Playbook: Adding a New Data Source Extractor¶
Purpose: Step-by-step guide to add a new API or file-based extractor to the platform. Follow in order — each step builds on the previous.
Overview¶
Adding a new extractor involves three layers: 1. xo-core — the extractor class (API client + data fetching logic) 2. xo-foundry — the Airflow task wrapper 3. DAG Factory — YAML config + schema update (if needed)
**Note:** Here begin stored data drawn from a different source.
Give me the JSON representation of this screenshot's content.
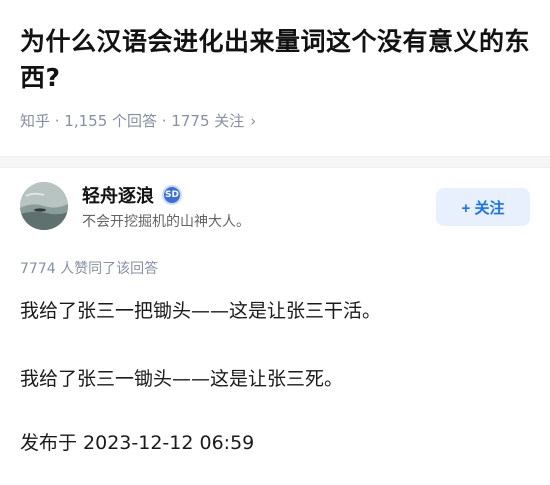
{
  "question": {
    "title": "为什么汉语会进化出来量词这个没有意义的东西?",
    "meta": "知乎 · 1,155 个回答 · 1775 关注",
    "chevron": "›"
  },
  "author": {
    "name": "轻舟逐浪",
    "badge": "SD",
    "bio": "不会开挖掘机的山神大人。",
    "follow_label": "+ 关注",
    "avatar_icon": "landscape-avatar"
  },
  "answer": {
    "vote_text": "7774 人赞同了该回答",
    "paragraphs": [
      "我给了张三一把锄头——这是让张三干活。",
      "我给了张三一锄头——这是让张三死。"
    ],
    "publish_time": "发布于 2023-12-12 06:59"
  },
  "colors": {
    "accent": "#1772f6",
    "follow_bg": "#e8f0fe",
    "meta_gray": "#8590a6"
  }
}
Phase 1 — xo-core: Extractor Class¶
Step 1.1 — Create the extractor file¶
Location: packages/xo-core/src/xo_core/extractors/{source_name}.py
from __future__ import annotations
import csv
import io
import logging
from typing import Any
import requests
from xo_core.extractors.base import BaseExtractor
logger = logging.getLogger(__name__)
class MyApiExtractor(BaseExtractor):
"""Extracts records from MyAPI.
Returns records as list[dict[str, str]] — always strings, no type inference.
"""
BASE_URL = "https://api.myservice.com/v1"
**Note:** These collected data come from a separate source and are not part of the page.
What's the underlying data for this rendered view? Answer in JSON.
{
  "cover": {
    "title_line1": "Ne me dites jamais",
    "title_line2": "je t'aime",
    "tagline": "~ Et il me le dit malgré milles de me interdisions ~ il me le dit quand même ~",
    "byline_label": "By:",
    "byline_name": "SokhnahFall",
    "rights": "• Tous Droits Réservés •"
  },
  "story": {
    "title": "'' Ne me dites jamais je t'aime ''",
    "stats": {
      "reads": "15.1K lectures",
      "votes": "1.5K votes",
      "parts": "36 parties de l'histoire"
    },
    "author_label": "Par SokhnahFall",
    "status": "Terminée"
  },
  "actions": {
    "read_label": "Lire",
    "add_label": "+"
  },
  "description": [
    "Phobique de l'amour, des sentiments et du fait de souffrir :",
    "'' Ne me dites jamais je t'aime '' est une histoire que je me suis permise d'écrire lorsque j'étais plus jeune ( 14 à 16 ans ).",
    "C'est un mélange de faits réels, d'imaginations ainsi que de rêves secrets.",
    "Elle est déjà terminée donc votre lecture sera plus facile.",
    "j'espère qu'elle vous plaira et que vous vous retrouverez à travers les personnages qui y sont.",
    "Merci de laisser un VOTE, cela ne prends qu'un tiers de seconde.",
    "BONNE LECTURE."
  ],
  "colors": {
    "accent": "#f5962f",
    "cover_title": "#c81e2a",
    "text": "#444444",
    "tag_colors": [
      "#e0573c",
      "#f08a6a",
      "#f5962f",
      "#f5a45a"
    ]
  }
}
def __init__(self, api_key: str, org: str) -> None:
self.api_key = api_key
self.org = org
self.session = requests.Session()
self.session.headers.update({
"Authorization": f"Bearer {api_key}",
"Content-Type": "application/json",
})
def extract(
self,
start_date: str,
end_date: str,
endpoint: str = "records",
) -> list[dict[str, str]]:
"""Extract records for the given date window.
Args:
start_date: ISO8601 start (inclusive)
end_date: ISO8601 end (exclusive)
endpoint: API endpoint to hit
Returns:
List of records as string dicts (never parsed types)
"""
logger.info(f"Fetching {endpoint}: start={start_date} end={end_date}")
url = f"{self.BASE_URL}/{self.org}/{endpoint}"
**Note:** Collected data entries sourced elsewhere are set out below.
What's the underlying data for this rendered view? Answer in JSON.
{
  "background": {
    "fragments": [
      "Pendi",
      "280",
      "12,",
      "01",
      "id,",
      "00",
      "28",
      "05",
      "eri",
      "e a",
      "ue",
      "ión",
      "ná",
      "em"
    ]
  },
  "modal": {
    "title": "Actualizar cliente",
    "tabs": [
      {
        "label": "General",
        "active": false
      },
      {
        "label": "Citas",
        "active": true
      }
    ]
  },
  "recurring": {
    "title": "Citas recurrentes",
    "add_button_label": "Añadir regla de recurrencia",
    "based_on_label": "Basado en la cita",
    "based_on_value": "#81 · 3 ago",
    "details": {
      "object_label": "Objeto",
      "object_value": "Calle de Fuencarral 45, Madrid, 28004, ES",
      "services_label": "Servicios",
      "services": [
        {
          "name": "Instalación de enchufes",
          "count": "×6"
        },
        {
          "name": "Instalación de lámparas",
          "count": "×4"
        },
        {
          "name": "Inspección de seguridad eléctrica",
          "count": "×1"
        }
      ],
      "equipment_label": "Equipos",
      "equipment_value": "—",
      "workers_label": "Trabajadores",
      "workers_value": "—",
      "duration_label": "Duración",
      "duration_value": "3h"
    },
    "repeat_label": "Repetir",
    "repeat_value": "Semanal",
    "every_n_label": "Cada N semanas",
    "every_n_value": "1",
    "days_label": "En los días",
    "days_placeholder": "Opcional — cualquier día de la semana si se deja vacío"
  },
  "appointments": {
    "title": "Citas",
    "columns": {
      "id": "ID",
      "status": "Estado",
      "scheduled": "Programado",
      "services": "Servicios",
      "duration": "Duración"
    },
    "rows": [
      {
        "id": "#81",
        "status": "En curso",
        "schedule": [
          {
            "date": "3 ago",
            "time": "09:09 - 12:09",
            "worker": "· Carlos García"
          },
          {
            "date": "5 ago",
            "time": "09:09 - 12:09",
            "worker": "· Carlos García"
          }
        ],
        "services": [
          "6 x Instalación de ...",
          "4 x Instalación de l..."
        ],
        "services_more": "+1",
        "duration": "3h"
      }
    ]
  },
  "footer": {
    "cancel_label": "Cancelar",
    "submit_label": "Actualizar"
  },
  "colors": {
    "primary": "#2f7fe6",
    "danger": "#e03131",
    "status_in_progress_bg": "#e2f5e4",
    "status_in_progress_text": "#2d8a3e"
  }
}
params = {"from": start_date, "to": end_date}
response = self.session.get(url, params=params)
response.raise_for_status()
data = response.json()
records = data.get("items", [])
# Convert all values to strings — never leave as native Python types
return [{str(k): str(v) if v is not None else "" for k, v in r.items()} for r in records]
Critical rules for the extractor class:
- Return list[dict[str, str]] — strings only, no type inference
- Log exact parameter values (not summaries)
- Use raise_for_status() — never swallow HTTP errors
- Never import pandas
- Never do type conversion (dates, ints, booleans) — leave as strings
Step 1.2 — Export from the package¶
Add to packages/xo-core/src/xo_core/extractors/__init__.py:
Step 1.3 — Type check and lint¶
uv sync --package xo-core
uv run ty check packages/xo-core
uv run ruff check packages/xo-core
uv run ruff format packages/xo-core
All three must pass with zero errors.
Phase 2 — xo-foundry: Airflow Task Wrapper¶
Step 2.1 — Add the task function¶
Add to packages/xo-foundry/src/xo_foundry/tasks/extract_tasks.py:
@task
def extract_myapi_records(
start_date: str,
end_date: str,
endpoint: str = "records",
**context: Any,
) -> str:
"""Extract records from MyAPI and write to S3 ingest path.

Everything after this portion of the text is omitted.